Findings on local authorities and accessibility
An Office for Disability Issues (ODI) National Local Authority Survey on Accessibility was triggered by disabled people reporting that local government has a greater impact on their daily lives than central government.
The survey gives a snapshot of the progress being made by some local authorities towards meeting the accessibility needs of disabled people - and the huge room for improvement.
Twenty-three out of 78 local authorities responded (one regional council, seven city councils, and 14 district councils; one council chose to remain anonymous).
The survey covered seven key areas of interest: leadership; participation; data collection and planning; access to information and services; transport; built and public spaces; and resilience and inclusive communities.
ODI Key Findings:
Just over 30 percent of councils responded that “disabled people are ‘at the table’ when significant decisions are made”. In addition, 13 percent reported that, in relation to accessibility, “disabled people are employed in areas of leadership”.
Our conclusion is that more needs to be done to employ disabled people in local government positions in order to take a lead on accessibility.
Thirty-nine percent of councils rated the accessibility of their processes for disabled people’s participation in the community as “developing”.
When asked how they include the voices of disabled people in election processes, policy development and implementation, almost 40 percent reported that they do not have any form of accessibility or older people’s advisory group.
Our conclusion is that more can be done to progress disabled people’s participation in policy development and implementation at the local level.
Reporting on incidences of non-accessibility and resolution outcomes is the most common method of collecting accessibility data (74 percent). This suggests that councils may only collect such data following an incident.
Our conclusion is that the councils are not proactively collecting accessibility information on a wide range of issues.
Seventy-eight percent and 40 percent listed the New Zealand Disability Strategy 2016-2026 and the Accessibility Charter respectively as informing their thinking on accessibility planning. While it is encouraging that the Disability Strategy is prevalent in the surveyed councils’ thinking on accessibility, it would be beneficial to increase the profile of the Accessibility Charter.
The majority of councils use informal networks (91 percent) and in-house experience and expertise (74 percent) to support accessibility work.

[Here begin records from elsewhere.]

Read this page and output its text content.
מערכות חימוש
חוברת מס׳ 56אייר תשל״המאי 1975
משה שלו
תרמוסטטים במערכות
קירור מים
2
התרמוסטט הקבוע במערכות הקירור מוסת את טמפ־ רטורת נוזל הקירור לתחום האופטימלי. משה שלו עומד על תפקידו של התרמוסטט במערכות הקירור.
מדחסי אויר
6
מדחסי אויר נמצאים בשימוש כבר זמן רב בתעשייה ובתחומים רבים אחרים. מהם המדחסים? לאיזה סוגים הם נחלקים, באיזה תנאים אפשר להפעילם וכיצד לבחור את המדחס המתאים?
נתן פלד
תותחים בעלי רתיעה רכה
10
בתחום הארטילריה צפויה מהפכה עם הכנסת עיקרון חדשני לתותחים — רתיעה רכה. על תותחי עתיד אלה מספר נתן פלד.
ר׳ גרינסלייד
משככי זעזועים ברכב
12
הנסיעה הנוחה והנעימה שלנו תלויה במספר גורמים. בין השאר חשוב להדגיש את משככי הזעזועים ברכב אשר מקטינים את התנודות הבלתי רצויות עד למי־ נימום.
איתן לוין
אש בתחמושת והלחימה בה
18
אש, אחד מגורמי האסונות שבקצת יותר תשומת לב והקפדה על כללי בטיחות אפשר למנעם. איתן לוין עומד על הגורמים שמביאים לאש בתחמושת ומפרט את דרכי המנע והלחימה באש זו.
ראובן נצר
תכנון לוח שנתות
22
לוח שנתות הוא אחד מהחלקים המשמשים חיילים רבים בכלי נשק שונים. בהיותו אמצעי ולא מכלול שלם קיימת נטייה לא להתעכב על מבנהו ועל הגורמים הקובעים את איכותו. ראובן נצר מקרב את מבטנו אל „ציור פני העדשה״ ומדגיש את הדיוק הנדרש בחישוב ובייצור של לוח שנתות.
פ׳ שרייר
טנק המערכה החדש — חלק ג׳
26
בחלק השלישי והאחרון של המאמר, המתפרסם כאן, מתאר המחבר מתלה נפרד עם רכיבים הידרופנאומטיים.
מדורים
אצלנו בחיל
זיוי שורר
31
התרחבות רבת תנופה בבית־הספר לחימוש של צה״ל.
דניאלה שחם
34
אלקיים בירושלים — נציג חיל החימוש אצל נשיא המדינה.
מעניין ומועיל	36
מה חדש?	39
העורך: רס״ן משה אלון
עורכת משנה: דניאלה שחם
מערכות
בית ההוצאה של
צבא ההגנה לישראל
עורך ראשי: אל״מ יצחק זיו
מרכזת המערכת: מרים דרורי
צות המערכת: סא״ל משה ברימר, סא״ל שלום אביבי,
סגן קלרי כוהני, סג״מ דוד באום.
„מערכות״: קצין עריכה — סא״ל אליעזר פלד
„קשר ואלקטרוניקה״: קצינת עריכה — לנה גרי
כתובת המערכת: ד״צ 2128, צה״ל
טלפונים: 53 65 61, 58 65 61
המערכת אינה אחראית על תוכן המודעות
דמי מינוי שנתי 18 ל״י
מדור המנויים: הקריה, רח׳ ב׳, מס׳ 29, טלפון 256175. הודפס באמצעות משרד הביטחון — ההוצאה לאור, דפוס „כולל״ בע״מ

The most frequent barriers identified by respondents as impeding progress on improving accessibility for disabled people relate to cost (eg retrofitting existing infrastructure) and resourcing (eg budget).
When asked what would best assist them in progressing work around accessibility in their regions, the most frequent response was clear guidance from both central government and their own councils, and a core staff within councils dedicated to disability issues.
Access to information and services
Two-thirds of councils are enabling disabled people to access information and services through the training of frontline staff.
Our conclusion is that other processes will also need to be put in place to improve access to information and services.
Seventy-four percent of councils rate their regional transport as less than “good” for accessibility.
When asked to comment on how they support the provision of accessible transport options, the most common answer was accessible parking.
Built and public spaces
Although respondents rate the accessibility of built spaces (74 percent gave a rating of “adequate” or “good”) and public spaces slightly better than the accessibility of transport networks, the conclusion is that much more work is required to meet disabled people’s needs in communities across New Zealand.
Resilience and inclusive communities
The ratings of resilience for local communities were mixed, being evenly distributed between “developing”, “adequate”, “good” and “strong”.
Although many councils are supporting a focus on inclusive communities, it is not clear whether this incorporates a focus on disabled people.
Some councils have a focus on disabled residents in emergency management planning.
Respondents listed various ways of providing “safe” community places or approaches for reporting incidents (eg hate crime) such as community-wide education workshops and councils working in collaboration with local emergency services.
Policy and practice documents
Councils were able to submit additional documentation to support their answers. Thirteen councils submitted 34 documents, which showed that a substantial amount of work is required to develop robust policies and practices that will make a positive difference in the daily lives of disabled people in communities across New Zealand.